The original building burned down and was replaced with a new facility in 1927 which included a second-floor meeting hall. Still standing, this building was listed on the National Register of Historic Places in 1986 for having local significance in the themes of agriculture, architecture, commerce, and social history. It was nominated for its seminal status and influence on the state's cooperative creameries, as well as its association with the small local community of Danish Americans and their outsized success in dairy farming, its role as a social center, and being Minnesota's best example of its type architecturally.
In the 1870s and 1880s, farmers in southern Minnesota were turning their wheat fields into dairy farms. Yet making butter on the farm was difficult. It required a lot of labor, mostly done by women. And many people did not like farm butter, because it took on the flavors of other food from the farmer's kitchen.
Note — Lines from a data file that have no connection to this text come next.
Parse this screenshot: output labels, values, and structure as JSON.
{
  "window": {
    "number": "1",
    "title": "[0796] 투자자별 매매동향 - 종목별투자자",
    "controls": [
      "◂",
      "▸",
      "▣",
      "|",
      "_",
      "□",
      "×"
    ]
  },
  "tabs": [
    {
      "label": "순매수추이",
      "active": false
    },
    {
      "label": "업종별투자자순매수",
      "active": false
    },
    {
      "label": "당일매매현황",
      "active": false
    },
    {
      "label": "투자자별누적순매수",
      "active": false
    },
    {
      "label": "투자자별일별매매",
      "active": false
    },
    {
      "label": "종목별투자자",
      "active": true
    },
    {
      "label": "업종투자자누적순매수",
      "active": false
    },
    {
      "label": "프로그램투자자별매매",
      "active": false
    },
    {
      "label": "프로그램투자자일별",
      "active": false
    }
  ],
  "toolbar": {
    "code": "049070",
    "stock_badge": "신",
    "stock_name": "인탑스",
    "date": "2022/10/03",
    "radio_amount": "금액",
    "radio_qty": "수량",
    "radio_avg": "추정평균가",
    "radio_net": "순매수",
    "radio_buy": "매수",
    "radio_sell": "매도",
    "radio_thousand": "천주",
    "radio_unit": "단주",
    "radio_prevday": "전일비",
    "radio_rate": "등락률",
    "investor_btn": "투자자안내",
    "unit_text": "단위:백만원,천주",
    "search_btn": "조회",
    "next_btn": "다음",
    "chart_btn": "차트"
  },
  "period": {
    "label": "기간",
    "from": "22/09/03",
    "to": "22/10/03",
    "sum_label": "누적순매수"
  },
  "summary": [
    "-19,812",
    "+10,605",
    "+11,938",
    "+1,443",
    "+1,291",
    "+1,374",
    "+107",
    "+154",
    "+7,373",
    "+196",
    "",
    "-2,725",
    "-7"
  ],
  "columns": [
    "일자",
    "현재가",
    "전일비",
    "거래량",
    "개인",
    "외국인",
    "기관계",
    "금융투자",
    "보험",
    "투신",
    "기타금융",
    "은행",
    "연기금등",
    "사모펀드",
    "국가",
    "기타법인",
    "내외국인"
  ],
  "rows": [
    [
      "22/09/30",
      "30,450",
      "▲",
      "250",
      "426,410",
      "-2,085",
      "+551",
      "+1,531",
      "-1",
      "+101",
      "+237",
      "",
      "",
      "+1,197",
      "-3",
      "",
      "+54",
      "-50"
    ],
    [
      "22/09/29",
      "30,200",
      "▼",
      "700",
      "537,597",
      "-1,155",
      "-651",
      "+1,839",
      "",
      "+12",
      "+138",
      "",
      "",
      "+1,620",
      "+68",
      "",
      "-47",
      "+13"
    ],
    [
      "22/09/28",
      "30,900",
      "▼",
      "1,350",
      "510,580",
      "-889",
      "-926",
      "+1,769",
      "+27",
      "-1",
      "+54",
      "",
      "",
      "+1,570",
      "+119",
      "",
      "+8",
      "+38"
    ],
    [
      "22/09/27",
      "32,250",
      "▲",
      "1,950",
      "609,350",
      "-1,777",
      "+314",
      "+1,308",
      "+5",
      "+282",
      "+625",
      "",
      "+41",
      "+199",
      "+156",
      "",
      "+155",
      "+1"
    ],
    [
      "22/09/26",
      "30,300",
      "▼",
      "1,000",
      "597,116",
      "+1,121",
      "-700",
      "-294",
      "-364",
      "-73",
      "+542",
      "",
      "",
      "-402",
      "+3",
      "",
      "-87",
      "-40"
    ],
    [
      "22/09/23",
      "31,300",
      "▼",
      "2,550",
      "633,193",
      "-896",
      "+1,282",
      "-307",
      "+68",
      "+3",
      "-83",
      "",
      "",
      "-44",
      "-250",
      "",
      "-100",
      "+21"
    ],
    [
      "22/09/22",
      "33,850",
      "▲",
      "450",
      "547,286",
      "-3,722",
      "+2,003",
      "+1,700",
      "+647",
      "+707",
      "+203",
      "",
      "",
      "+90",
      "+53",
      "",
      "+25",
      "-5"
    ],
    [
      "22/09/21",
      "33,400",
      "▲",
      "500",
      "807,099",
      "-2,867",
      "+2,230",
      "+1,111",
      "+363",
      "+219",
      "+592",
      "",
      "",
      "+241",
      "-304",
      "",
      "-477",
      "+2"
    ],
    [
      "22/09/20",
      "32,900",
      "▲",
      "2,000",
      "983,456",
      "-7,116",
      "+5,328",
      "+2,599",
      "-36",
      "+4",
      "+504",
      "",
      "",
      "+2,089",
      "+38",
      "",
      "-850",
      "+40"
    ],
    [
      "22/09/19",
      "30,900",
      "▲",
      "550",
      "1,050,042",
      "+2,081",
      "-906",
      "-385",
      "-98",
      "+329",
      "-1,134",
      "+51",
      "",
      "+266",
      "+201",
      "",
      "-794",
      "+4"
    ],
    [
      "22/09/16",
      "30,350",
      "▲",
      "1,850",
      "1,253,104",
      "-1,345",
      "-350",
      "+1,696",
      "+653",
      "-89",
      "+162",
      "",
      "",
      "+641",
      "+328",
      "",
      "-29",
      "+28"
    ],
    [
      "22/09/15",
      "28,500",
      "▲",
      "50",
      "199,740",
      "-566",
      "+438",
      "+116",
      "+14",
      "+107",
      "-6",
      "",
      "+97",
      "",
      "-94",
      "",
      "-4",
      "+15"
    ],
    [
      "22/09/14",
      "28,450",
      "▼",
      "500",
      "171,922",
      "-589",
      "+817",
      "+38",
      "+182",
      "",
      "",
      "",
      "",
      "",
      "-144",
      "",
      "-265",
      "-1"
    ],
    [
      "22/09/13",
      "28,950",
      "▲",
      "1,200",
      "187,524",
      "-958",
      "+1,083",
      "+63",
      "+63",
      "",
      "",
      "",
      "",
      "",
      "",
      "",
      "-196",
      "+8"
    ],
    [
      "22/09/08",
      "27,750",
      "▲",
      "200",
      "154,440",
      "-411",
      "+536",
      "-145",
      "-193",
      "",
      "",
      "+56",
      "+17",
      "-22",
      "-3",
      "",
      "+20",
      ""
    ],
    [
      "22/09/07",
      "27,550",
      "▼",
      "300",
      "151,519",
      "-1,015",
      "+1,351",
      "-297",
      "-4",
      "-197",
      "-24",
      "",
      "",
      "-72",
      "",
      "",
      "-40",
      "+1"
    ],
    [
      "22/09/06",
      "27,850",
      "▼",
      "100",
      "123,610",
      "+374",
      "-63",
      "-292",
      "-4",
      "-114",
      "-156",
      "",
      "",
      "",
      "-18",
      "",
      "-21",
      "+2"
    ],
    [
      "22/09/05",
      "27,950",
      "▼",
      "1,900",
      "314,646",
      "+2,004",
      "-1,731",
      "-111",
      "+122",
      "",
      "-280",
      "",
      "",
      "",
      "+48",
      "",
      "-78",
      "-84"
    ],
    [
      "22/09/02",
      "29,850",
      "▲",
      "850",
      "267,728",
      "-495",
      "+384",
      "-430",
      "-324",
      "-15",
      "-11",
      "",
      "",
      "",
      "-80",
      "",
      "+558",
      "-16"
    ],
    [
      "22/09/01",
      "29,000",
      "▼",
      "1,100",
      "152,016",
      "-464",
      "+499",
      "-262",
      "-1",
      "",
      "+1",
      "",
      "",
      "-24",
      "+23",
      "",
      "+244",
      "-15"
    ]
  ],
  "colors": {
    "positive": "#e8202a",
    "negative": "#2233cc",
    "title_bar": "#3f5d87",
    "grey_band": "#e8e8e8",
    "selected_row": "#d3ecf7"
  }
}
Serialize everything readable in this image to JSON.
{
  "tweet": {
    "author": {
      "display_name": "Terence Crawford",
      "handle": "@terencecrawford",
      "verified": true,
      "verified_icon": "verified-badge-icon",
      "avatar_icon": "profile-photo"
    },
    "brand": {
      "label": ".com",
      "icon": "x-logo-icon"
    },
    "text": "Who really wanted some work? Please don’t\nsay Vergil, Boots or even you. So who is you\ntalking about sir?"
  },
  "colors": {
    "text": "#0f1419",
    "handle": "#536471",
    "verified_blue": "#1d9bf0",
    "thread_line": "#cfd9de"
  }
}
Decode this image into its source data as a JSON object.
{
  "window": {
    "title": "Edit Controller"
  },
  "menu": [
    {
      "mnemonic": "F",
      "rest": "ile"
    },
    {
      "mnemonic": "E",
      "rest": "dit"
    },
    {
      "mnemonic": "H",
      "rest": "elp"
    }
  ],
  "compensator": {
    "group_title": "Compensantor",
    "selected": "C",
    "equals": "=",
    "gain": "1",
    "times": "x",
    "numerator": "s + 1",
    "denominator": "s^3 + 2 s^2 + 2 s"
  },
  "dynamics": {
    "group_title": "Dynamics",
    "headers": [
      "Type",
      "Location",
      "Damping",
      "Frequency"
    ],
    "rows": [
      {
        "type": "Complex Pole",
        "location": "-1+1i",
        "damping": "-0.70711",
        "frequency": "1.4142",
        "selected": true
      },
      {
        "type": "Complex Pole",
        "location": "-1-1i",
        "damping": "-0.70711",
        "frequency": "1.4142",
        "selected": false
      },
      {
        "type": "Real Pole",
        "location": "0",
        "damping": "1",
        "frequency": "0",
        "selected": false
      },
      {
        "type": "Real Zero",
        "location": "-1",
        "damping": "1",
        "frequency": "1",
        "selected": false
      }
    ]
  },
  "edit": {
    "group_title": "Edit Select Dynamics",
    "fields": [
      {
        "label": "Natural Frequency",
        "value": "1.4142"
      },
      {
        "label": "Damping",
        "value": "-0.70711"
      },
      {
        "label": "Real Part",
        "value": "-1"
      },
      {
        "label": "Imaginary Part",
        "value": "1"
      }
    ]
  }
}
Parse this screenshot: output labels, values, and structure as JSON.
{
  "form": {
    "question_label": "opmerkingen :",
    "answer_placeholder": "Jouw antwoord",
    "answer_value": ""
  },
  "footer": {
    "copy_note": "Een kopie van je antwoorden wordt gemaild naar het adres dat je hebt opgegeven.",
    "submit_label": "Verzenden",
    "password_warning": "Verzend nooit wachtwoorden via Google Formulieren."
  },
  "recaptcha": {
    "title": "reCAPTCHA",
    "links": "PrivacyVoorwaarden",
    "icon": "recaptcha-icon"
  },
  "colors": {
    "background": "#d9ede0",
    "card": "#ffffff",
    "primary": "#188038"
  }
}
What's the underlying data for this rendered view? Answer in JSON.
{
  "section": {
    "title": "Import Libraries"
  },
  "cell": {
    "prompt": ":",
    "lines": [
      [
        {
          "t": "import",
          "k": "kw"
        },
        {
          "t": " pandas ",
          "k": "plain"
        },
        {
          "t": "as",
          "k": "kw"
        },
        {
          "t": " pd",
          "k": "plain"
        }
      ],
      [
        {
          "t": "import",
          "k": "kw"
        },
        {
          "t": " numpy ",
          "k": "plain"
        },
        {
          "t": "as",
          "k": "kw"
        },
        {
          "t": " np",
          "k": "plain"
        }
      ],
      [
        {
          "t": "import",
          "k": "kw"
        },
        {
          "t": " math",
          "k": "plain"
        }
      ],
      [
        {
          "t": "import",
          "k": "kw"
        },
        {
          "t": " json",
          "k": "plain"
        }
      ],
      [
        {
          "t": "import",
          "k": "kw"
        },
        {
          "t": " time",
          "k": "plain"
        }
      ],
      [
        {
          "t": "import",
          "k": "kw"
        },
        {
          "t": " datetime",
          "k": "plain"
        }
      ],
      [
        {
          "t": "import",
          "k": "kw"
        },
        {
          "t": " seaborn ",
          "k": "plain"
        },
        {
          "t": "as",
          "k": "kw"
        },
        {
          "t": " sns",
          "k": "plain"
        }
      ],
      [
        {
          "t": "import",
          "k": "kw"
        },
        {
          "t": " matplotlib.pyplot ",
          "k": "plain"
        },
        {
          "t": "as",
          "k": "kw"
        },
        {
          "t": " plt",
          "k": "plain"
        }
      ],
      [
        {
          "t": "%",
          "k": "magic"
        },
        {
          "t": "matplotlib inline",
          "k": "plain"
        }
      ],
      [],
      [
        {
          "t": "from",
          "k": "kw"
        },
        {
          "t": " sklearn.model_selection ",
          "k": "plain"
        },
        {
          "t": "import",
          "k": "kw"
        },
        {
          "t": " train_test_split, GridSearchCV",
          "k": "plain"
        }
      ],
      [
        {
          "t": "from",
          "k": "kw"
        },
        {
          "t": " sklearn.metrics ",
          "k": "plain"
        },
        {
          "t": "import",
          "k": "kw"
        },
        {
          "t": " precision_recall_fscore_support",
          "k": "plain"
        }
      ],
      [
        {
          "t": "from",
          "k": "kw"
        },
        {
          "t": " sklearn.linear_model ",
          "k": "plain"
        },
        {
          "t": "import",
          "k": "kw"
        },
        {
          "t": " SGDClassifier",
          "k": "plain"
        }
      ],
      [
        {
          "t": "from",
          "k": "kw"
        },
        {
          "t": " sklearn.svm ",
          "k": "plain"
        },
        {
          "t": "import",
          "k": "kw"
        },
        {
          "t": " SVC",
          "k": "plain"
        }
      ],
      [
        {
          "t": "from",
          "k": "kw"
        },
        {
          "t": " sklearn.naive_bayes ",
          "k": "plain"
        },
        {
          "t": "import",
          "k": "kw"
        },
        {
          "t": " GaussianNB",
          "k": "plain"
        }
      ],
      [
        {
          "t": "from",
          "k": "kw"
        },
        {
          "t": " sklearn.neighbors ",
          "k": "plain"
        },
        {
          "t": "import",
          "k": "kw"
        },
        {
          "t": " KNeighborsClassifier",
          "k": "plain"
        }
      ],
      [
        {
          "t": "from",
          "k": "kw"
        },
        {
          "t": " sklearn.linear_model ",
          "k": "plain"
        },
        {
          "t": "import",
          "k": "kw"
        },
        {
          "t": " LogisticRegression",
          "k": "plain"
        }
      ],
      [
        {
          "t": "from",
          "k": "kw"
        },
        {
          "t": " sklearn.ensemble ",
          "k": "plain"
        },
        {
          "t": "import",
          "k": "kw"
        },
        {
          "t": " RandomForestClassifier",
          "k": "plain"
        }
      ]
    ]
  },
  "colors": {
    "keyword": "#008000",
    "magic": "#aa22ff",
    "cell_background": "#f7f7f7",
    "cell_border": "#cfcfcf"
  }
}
After an 1884 visit to Denmark, farmer Hans Peter Jensen came back to Minnesota with the idea for a cooperative creamery. In Denmark, Jensen learned about innovations in butter-making that could transform the dairy industry in Minnesota. But these new technologies would be difficult for individual farmers to access. Minnesota farmers typically owned only a dozen cows and small dairy farms were not very profitable.
Cooperatives, or "coops," helped by pooling farmers' resources. Farmers brought their milk to the coop. At the coop, butter was made in large batches using the new technology of cream separation. Cooperative farmers benefited from the efficiency of the factory, and they shared the profits and losses with each other rather than investors.
The Clarks Grove Cooperative Creamery became a model for the rest of the state. It was made famous by Theophilus Levi (T.L.) Haecker. Haecker was a dairy science professor at the University of Minnesota, and he was known as the "Father of Minnesota Dairying."